The Riyadh-based company said in its latest Sustainability Report that it is working on a feasibility study for the solar park that would supply power to the firm's nearby affiliates. It added that its manufacturing affiliates in the Middle Eastern country are working toward the 2019 Saudi Energy Efficiency Program (SEEP) targets.
If given the go-ahead, SABIC will request project developers for proposals by the end of 2019 or early 2020.
PV cell and storage foray
SABIC also claimed that current solar modules are limited in their construction applications due to their heavy glass top-sheets. As a result, it is working to replace this glass with a lighter LEXANTM polycarbonate resin.
The report stated: "Incorporating LEXAN into solar panels offers virtually unbreakable impact resistance, ultra-violet protection on both sides, easier installation and on-site cutting, as well as lower costs.
Following reports in January that Saudi Arabia’s National Industrial Clusters Development Program (NICDP) and SABIC had signed MOU’s with LONGi Group and OCI to bring fully integrated solar manufacturing to the country, SABIC has now confirmed in its report:
"We are currently testing prototype PV cells."
In February 2019, SABIC also acquired a majority stake in Texas-based nanotechnology company Black Diamond Structures, which produces modified carbon nanotubes for energy storage applications.

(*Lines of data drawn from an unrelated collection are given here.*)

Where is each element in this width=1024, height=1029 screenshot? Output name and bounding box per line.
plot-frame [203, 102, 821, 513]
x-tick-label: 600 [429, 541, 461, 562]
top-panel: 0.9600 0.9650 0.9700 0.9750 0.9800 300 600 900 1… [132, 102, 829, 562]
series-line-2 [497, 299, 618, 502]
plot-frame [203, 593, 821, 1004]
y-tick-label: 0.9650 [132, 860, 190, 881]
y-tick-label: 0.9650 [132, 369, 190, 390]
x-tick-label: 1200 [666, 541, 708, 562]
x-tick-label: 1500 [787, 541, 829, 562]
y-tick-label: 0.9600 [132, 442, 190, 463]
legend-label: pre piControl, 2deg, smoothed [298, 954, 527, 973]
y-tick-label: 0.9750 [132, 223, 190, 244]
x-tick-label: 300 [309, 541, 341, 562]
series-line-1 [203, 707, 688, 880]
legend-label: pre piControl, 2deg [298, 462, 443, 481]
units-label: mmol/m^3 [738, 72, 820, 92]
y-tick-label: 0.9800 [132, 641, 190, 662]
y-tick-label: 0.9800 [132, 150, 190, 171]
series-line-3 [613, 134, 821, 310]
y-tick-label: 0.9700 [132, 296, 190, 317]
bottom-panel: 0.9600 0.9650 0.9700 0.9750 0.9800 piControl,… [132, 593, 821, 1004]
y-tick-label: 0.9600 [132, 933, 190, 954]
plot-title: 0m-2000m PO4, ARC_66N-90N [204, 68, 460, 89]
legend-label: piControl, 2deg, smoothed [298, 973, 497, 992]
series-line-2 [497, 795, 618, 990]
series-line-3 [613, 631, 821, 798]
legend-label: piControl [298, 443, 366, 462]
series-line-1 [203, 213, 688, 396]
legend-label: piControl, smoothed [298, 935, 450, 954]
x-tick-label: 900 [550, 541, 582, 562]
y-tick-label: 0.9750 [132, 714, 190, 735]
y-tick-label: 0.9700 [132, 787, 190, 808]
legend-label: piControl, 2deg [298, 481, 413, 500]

The firm hopes to apply this technology to improve charge rates, battery cycle-life and energy density, as well as to downsize battery designs for use in lighter EVs and lower production costs.
The country has seen various huge announcements for both solar deployment and PV manufacturing with much in collaboration with Japanese firm Softbank and the nation is planning 60GW of renewables by 2030 (40GW solar/20GW wind).